The original Constitution provided for members of the House to be elected by the citizens of their respective Districts and members of the Senate to be elected by their respective state legislatures.  Because no piece of legislation could become law without being passed by both the House and the Senate, the Senate, representing its State constituency could effectively block any piece of legislation.

The Senate – i.e. the State governments – thus had a way to assert their sovereignty on each piece of proposed Federal legislation.  This provided a check against the Federal government’s encroachment into realms outside the “external objects” described in Federalist No. 45.  It also effectively provided the states with veto power over unfunded/underfunded mandates.

That changed on April 8, 1913 when the 17th Amendment to the U.S. Constitution was adopted.  This amendment provides that U.S. Senators be elected by a popular vote of a state’s citizens rather than elected by its legislature.

Originally an idea to address unfilled Senatorial vacancies in the mid-1800s, it was picked up by populist and progressive politicians as well as publishers and gained momentum around the turn of the century.  This was largely in reaction to Senatorial corruption, including the infamous Sen. William A. Clark (D-MT). 

The result?  The States’ ability to prevent Federal encroachment on what were Constitutionally defined States’ rights was dramatically inhibited.  Thus, the 17th Amendment unwittingly introduced a flaw into the Constitution, one that wasn’t originally there, and one that has undoubtedly has made our Constitutional Republic weaker.

Need proof?  Look at the last century of programs such as:

•    ObamaCare;

•    No Child Left Behind;

•    Medicare Prescription Drug, Improvement, and Modernization Act;

•    Supplemental Nutrition Assistance Program (food stamps;

•    Welfare; and

•    The Federal Minimum Wage.

None of these items would qualify under Madison’s “external objects” test.

In addition, actions such as land takings by the Federal government to be managed by agencies such as the Bureau of Land Management, the U.S. Forest Service, National Park Service, and U.S. Fish and Wildlife Service have grown geometrically during this same period of time.

And in both the program and land taking cases, the States’ rights have been corrosively eroded and often the states have suffered financially.  All this was instituted without the States having their originally-designated Constitutional voice at the “legislative table.”

In the program case, many of these program costs are borne directly by the states.  In the takings case, these can have adverse economic and tax consequences for the State.  In fact, one could argue these direct and indirect costs are in part responsible for the dire financial circumstances currently facing many states.
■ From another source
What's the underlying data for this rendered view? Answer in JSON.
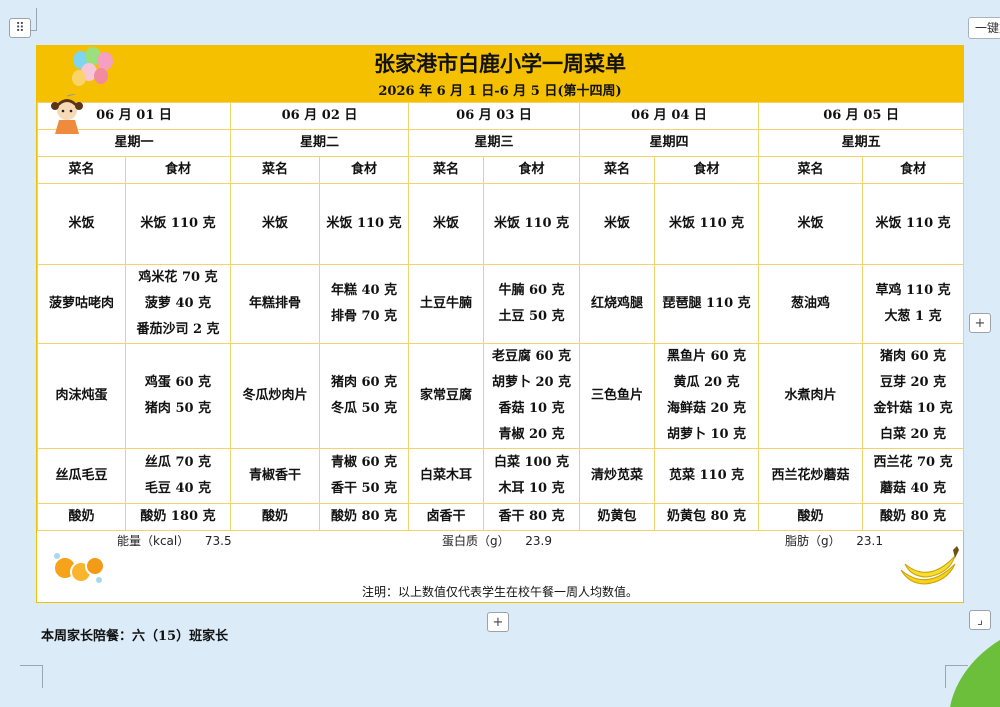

Revisionist historical analysis and texts have suggested the 17th Amendment, by putting the electoral power in “the hands of the people,” is a democratic step forward.  But as our Founders understood so well, without the State governments’ check on the Federal government, provided by the Senate prior to the 17th Amendment, the U.S. Government could outgrow its Constitutionally-prescribed constraints.

And that overgrown Federal government can, and has, overwhelmed both State and individual rights the Founders sought to protect with our Constitution.

Educating ourselves to the Founders’ intent, not just with the checks and balances provided within the Federal government but also between the Federal government, the States, and the citizenry, is the best chance we have to put the Federal government back into its proper Constitutional constraints and prevent future “ObamaCares.”  Only then can we return to being  that “shining city on the hill.”